The Grey Lady has pulled some reprehensible stunts over the years, including writing puff pieces on neo-Nazis, helping lead the United States into a deadly war in the Middle East, and even employing Bret Stevens. But today it finally burned its most dedicated customers: those of us who pay the paper of record $6.99 a month to play its once-vaunted crossword on our phones.
Each day, the Times crossword app provides digital subscribers with a “Mini,” a small puzzle usually solved in under a minute that serves as a sort of pre-crossword snack. Today’s Mini, however, abandoned the traditional parameters of what a crossword even is, to the grave disappointment of myself and about a dozen other people on Twitter. Is that a lot? No. It’s actually very, very few people. But it’s about the principle of the thing.

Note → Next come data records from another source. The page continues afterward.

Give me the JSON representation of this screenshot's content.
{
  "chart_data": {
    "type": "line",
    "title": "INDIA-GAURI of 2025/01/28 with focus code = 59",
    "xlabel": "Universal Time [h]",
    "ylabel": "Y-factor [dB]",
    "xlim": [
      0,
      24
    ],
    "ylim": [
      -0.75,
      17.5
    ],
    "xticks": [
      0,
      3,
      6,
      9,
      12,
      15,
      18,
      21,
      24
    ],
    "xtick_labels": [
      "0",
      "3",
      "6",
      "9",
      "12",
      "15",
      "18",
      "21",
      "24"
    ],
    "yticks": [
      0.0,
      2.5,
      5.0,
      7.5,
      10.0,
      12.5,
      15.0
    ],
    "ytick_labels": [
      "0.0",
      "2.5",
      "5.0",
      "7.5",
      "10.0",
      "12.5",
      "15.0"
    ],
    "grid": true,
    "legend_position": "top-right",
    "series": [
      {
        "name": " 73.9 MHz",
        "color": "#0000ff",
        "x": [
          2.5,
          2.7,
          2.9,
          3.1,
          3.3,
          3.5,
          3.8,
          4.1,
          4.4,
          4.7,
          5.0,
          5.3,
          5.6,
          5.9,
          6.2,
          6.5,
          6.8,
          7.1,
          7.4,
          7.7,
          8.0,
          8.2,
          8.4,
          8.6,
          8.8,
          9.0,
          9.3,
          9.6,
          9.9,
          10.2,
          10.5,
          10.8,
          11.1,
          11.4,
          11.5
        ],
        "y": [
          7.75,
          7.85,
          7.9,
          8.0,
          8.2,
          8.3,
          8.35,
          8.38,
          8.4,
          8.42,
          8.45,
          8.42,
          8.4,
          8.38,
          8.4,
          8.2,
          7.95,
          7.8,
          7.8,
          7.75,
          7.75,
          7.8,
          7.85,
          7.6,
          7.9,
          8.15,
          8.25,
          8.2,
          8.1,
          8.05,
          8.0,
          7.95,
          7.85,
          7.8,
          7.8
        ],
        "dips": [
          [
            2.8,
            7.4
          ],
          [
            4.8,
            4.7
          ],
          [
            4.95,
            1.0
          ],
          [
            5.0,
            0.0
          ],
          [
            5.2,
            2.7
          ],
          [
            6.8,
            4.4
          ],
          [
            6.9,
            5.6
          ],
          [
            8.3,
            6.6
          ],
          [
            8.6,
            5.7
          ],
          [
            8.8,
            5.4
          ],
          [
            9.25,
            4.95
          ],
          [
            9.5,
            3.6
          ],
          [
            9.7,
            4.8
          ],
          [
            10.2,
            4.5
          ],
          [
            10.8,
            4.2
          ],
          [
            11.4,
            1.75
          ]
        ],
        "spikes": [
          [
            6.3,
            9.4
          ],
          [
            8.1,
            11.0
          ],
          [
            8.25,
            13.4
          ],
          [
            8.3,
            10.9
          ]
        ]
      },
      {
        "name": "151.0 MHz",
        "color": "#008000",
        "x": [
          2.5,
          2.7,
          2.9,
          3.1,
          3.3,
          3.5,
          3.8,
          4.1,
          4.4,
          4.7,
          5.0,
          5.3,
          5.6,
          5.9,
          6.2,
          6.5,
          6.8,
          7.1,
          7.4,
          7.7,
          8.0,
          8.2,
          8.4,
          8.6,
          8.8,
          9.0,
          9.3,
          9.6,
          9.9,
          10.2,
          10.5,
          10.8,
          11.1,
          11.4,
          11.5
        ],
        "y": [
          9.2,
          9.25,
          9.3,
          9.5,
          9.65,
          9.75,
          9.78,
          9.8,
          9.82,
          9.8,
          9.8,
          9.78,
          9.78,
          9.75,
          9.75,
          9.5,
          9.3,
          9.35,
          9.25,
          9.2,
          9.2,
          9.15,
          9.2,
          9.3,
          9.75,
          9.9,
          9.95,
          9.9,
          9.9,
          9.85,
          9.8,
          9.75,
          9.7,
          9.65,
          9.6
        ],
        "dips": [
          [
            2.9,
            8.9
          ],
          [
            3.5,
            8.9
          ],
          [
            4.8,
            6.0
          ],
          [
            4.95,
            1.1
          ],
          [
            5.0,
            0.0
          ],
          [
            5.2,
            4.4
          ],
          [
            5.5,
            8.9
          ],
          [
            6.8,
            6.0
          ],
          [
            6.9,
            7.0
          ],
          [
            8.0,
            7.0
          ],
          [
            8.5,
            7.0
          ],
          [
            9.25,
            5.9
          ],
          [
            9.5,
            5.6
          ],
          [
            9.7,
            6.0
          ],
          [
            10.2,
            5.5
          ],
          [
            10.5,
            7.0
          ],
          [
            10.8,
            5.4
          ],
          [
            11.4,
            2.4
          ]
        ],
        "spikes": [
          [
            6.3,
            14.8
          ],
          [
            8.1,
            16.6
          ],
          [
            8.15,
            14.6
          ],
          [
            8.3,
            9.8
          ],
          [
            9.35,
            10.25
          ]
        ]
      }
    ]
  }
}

Solve this quick: “Easy as ___.”
Pie, right? A pretty simple fill-in-the-blank question with a common idiomatic answer, especially given that, for over 75 years, the answers to the New York Times crossword have almost all been composed of letters, or at the very least a series of letters.
Well, take your expectations and throw them down a hole: The answer is “123.” As in numbers. As in math. As in, “Hey, I thought I was playing a goddamn crossword, not a KenKen or Sudoku or doing my taxes for fun.” The answer branches down to the solutions “1am,” “2pac,” and “3hole”—as in “a three-hole punch”—a phrase no one in the world writes that way!
Hey, @nytimes, it’s a mini crossWORD puzzle, not a mini crossNUMBER puzzle!
<Exits grumbling about her 5+ minute time this morning…> pic.twitter.com/P4JNJS3yXi
— Meg Waite Clayton (@MegWClayton) January 23, 2018
One of the Times’ Twitter accounts even made light of the ire this clue had inspired, seemingly blaming today’s date, 1/23, though the clue had nothing to do with that. You must feel very clever, Tuesday Mini. Rebellious. Superior, even.
For all those who are salty about today's #Mini and would like to know why !A is what it is, please note today's date. 🙂https://t.co/QkU4I7uqLv
— New York Times Games (@NYTGames) January 23, 2018
Amid the terrifying flood of near-apocalyptic notifications rumbling across my phone each day, the Times crossword has served as a place of safety installed on that very same phone. During commutes, it’s been a distraction from the unfixed, century-old infrastructure around my subway car, as well as the plutocrats who sucked the public coffers dry. Mostly, it was a bond of trust. And today, that trust was broken—for both myself and something in the neighborhood of 12 other people. C’mon, New York Times. We just wish you were better.